Pages and her brother visited the Medical Center in March to meet a number of current employees who worked with their mother, including Dr. Janet Harris, chief nursing executive officer.

“She was a nursing leader that was way ahead of her time,” Harris said. “She taught nursing managers – called head nurses back then – about budgets and was able to clearly articulate the business side of nursing at the senior leadership level.

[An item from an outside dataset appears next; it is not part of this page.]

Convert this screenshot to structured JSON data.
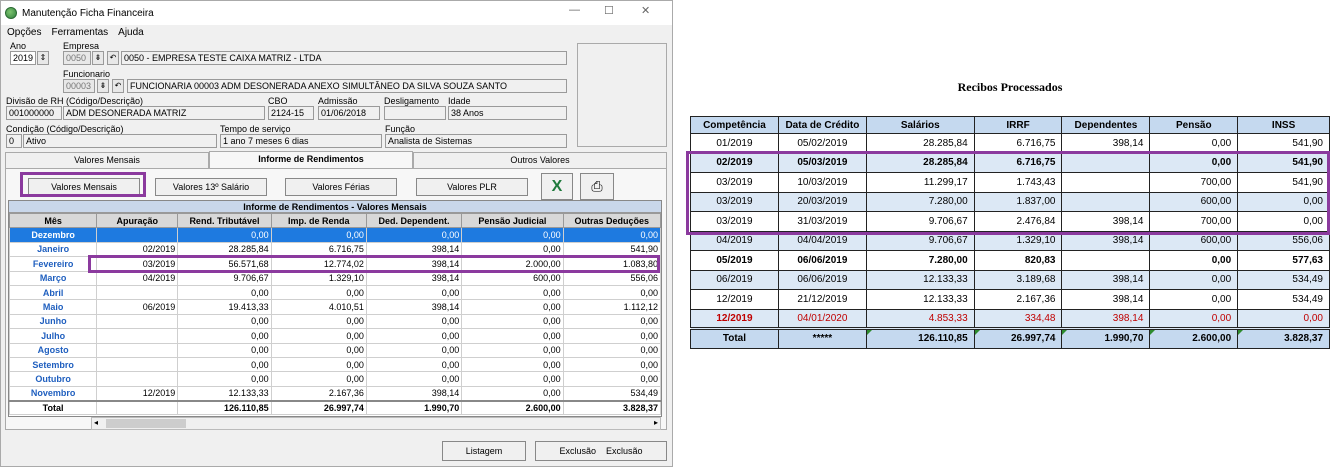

“But she was also willing to take risks, such as promoting young nurses to leadership positions in order to let them ‘try their wings’ and to make a difference.”

King developed a peer review process internally that held nurses accountable for their actions, Harris said.

“And one thing that many people do not know is, the current statewide externship program was a collaboration between Mrs. King and Dr. Sara Allison, the nurse executive at Mississippi Methodist Rehabilitation Center at the time,” Harris said. “This program remains today as one of the most effective recruitment programs ever developed, in addition to providing real-world clinical learning experiences for nurses as students.”

Bob King, CEO of Humanscale, a global office and health-care products company in New York City, said their mother didn’t have a lot of resources as a child, but was very ambitious and was committed to making her mark on a world that offered fewer opportunities for women.

“Mom was a remarkable person, and we wanted to set up a scholarship to make it easier for people like her to get the education they need,” he said. “She loved her job in Mississippi more than any job she ever had. She loved Jackson and the Medical Center, but more than anything she loved the people she worked with.”

“Our purpose in creating The Florence E. King Scholarship is to honor Mother’s demand for excellence in herself, and her staff, creating a challenging and exciting healthcare environment,” Pages said. “Our hope is that the scholarship will provide the opportunity for high-achieving nursing candidates to develop leadership skills through a nursing administration program.”